His wife Elizabeth was standing in the living-room door. Her face was angular and white; her eyes as shifty and haunted as Edith Piaf, or a painting by Munch. She wore a cheap new quilted robe with orange flowers on it, Woolco’s ritziest. The last time he had taken her out was in February of 1972, for her birthday, when they had gone to see 2001: A Space Odyssey, and eaten Chinese.
She said, ‘Jenna’s hungry.’
John Frederick Walters looked at her. He wondered why she had come all the way downstairs at midnight to tell him that. He knew Jenna was hungry. They had scraped out the last can of formula that morning, diluting it as much as they could, and now there was nothing. There were no emergency food centres in Fort Wayne. If you wanted anything at all, you had to drive to Indianapolis, and the Rambler’s battery had been flat for weeks. Besides, what chance did a cripple have of fighting his way through to the food supplies?
‘Have you tried breast-feeding her?’ asked John Frederick Walters.
‘I tried.
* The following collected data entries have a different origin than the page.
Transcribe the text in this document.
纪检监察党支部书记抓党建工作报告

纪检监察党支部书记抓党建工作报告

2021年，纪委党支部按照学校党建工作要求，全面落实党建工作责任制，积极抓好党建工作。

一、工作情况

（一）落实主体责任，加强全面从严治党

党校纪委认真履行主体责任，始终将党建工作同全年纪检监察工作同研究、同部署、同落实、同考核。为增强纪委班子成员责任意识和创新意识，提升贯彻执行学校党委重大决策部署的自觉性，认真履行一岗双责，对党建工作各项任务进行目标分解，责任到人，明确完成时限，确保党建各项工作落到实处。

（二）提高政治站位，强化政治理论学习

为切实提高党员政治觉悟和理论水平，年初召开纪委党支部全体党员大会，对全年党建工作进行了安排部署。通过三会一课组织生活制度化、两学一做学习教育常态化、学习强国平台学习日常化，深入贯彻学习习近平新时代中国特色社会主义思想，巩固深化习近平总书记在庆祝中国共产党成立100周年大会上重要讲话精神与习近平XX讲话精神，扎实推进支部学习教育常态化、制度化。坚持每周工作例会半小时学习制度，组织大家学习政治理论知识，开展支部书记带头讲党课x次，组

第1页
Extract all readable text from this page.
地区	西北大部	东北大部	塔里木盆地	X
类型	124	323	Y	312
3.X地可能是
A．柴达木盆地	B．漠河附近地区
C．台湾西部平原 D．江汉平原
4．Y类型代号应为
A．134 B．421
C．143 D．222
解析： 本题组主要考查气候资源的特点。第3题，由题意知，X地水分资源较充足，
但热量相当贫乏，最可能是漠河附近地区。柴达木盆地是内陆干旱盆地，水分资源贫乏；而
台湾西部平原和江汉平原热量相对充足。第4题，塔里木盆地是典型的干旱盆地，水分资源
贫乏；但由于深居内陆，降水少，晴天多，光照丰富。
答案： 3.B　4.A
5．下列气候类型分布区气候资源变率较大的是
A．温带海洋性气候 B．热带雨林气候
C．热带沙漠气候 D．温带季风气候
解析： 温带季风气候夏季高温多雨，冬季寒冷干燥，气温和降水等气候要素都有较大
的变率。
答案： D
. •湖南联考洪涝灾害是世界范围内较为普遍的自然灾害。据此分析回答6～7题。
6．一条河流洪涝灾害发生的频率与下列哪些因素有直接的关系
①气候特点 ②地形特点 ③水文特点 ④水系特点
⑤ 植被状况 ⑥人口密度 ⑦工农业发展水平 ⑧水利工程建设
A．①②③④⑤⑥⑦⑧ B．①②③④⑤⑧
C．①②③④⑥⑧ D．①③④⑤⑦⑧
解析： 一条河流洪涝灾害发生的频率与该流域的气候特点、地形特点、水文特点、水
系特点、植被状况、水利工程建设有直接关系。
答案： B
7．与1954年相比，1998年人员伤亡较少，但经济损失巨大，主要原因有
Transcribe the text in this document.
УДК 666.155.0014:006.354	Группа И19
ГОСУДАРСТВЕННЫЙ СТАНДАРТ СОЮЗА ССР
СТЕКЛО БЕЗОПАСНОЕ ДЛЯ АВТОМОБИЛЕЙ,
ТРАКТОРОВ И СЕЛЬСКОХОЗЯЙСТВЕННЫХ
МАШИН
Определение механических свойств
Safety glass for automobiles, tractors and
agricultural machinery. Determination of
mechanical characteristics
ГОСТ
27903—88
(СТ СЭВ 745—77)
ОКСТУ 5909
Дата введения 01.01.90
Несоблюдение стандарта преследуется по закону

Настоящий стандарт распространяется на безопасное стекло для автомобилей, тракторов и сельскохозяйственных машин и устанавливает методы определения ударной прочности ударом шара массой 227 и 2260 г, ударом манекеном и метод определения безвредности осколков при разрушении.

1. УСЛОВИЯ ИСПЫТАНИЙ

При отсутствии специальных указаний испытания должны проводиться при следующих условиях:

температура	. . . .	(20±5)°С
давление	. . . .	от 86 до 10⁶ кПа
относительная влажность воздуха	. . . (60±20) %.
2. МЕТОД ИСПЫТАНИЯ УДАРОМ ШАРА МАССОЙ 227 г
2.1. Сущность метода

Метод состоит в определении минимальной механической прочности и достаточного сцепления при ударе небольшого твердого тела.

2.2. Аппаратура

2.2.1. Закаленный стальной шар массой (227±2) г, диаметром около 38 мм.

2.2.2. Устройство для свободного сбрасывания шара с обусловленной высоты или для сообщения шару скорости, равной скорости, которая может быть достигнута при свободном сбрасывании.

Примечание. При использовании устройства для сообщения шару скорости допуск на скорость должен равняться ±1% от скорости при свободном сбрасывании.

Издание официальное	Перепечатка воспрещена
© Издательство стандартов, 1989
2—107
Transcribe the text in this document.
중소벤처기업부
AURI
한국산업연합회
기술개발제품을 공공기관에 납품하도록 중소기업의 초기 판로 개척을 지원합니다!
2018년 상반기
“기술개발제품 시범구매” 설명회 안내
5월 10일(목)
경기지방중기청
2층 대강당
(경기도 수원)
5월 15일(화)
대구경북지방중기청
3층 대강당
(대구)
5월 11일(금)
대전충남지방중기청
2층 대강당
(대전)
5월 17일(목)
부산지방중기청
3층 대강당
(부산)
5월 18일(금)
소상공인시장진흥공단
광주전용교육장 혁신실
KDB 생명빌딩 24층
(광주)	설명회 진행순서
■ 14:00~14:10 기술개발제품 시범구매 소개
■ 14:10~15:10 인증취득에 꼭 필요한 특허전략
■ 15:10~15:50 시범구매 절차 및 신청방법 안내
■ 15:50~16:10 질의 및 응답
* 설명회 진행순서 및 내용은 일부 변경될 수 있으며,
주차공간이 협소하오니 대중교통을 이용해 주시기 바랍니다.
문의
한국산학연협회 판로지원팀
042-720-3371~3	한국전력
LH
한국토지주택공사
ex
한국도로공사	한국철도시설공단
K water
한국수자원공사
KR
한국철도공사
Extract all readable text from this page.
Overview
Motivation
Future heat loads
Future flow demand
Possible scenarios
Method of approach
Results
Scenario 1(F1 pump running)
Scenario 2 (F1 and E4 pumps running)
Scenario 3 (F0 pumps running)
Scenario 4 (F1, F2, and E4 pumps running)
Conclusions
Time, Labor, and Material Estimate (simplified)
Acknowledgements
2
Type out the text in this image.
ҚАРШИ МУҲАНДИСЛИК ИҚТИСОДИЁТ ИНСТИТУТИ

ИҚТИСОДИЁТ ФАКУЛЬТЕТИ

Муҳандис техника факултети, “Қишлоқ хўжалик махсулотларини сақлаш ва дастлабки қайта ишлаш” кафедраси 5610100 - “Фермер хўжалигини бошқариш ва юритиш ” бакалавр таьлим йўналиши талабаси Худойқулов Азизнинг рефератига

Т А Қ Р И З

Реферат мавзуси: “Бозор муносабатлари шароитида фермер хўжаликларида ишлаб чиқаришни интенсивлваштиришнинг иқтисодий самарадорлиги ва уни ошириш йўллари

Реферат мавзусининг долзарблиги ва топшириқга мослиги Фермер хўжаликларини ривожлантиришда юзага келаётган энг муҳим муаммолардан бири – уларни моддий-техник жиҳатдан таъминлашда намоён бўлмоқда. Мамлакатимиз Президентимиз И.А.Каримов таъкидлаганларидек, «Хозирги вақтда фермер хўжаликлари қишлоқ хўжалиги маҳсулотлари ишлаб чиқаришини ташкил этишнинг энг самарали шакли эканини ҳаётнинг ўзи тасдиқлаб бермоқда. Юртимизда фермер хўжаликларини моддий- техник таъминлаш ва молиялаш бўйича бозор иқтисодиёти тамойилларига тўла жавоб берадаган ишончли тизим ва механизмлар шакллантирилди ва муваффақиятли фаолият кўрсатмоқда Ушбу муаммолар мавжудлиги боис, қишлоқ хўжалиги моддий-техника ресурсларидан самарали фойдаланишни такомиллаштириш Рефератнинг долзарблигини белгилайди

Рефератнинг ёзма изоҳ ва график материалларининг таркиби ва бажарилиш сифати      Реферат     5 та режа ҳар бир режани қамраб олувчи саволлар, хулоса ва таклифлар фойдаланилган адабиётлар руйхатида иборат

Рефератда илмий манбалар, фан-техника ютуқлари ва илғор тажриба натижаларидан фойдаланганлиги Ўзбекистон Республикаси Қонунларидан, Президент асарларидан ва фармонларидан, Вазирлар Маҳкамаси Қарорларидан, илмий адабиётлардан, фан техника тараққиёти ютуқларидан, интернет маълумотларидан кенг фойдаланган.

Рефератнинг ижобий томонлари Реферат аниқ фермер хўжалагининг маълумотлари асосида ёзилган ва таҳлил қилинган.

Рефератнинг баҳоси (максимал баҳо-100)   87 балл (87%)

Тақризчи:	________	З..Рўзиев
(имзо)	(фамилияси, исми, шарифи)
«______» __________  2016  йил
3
But there’s hardly anything there. I haven’t eaten in two days myself, John Frederick. I can’t give milk out of nothing at all.’
John Frederick Walters reached for the red Lark packet by the radio. There were two cigarettes left in it and he shook them, wondering if he ought to have one now, or if he ought to save both of them for later. In the end, he slid one out, tucked it between his lips, and lit it one-handed with a folded matchbook. He puffed smoke.
‘There’s nothing left, Elizabeth. That can of franks we gave the kids today, that was it, and from what the news has been saying, we shouldn’t even have risked that. They could go down with disease, die.’
Elizabeth stayed where she was in the doorway, nibbling at her lower lip. She peeled the skin off it in strips until it bled. ‘I don’t understand it,’ she said. ‘Doesn’t anybody care? You’d think they’d come around with food parcels. I mean – we’ve got three children here. What are we going to do?’
‘The whole town’s a wreck,’ said John Frederick Walters. ‘No police, no ambulance service, nothing. How the hell can anybody expect them to bring around food parcels?’